Nearly 20 years after Catrina Beatrice Evans was found stabbed to death in her Augusta apartment, an arrest warrant has finally been issued in her murder, thanks to modern forensic technology and the determination of a Richmond County investigator who refused to let the case go cold.
On Wednesday, Sgt. Randall Amos of the Criminal Investigations Division secured an arrest warrant for Juan Renardo Chunn, age 56, in connection with Evans’ 2005 homicide, according to a press release,
Evans was found dead on August 20, 2005, at her apartment. She had been stabbed multiple times. Her one-year-old child was also found inside the apartment — alive.
According to news accounts, a neighbor of the victim contacted authorities about a foul odor coming from the woman’s residence at Mount Zion Apartments, off Barton Chapel Road. Inside Apartment 3-C, officers found the badly-decomposed body of Evans. She was face down in her bedroom, covered in multiple stab wounds. The child, 13-month-old Iyana, was found crawling around her mother’s feet covered in bug bites.

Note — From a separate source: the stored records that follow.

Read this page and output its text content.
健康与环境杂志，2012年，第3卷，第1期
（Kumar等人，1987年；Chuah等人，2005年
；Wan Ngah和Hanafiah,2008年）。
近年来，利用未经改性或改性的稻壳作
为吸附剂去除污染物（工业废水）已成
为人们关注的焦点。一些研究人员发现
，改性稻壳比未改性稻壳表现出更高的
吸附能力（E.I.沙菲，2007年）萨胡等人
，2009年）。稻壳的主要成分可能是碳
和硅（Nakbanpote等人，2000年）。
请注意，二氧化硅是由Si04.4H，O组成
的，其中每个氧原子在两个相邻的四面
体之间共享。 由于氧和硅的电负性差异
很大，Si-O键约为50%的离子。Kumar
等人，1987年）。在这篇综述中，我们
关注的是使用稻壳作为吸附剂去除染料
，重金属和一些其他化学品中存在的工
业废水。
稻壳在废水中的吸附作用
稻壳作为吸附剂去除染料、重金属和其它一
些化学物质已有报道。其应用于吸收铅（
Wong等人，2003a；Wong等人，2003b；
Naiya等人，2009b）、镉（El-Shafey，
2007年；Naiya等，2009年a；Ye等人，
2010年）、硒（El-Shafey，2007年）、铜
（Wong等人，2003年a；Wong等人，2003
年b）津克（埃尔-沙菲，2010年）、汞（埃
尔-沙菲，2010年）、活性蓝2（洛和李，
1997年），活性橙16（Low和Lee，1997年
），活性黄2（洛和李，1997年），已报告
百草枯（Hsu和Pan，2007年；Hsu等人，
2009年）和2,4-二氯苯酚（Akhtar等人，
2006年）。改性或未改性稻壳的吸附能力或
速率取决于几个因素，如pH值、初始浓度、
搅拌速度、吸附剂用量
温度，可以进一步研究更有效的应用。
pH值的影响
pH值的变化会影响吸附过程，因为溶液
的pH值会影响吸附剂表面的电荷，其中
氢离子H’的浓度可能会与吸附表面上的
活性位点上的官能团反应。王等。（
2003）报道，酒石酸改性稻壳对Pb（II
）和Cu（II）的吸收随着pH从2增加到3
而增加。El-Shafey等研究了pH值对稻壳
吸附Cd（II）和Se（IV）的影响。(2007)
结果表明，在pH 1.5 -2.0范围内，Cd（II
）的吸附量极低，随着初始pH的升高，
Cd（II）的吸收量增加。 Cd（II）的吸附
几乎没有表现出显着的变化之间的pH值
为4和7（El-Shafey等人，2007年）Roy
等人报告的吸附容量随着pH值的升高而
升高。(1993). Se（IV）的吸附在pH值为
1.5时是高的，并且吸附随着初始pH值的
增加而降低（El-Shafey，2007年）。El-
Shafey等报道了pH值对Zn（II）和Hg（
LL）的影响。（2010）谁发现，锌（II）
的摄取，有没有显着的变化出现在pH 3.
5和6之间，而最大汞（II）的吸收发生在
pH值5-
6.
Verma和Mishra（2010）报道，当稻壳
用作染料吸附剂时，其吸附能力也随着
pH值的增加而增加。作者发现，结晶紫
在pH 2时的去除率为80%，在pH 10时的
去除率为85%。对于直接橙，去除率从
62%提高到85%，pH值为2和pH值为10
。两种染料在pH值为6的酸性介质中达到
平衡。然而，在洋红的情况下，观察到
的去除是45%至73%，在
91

Authorities determined that the child had been in the apartment for seven days with her mother’s decomposing body. She had no food or water and was lucky to be alive.
At the time, investigators collected evidence, including a palm print found near the victim’s body, but no match was made.
That changed this summer. In July 2025, Sgt. Amos and the cold case team reviewed the file again and made the decision to resubmit the palm print to the GBI Crime Lab. This time, technology caught up with the evidence.
The print was matched to Juan Renaldo Tillman, also known as Juan Renardo Chunn, who is currently serving a life sentence for first-degree murder at the Columbus Correctional Institution in Whiteville, N.C.
In that North Carolina case, Chunn was convicted of beating his father to death with an oxygen tank inside the man’s Salisbury home in 2018. Retired mill worker Eugene Chunn, 72, was found in his home. The same year, his son was captured in Augusta.
The breakthrough gives new life to a case that has remained open for two decades. The Richmond County Sheriff’s Office will now pursue a murder charge against Chunn in their jurisdiction.
Sheriff Eugene Brantley praised the persistence of his team, stating: “Our office remains committed to reviewing past and cold cases. Every victim deserves justice, and every family deserves closure.”
The Evans family has been notified of the development.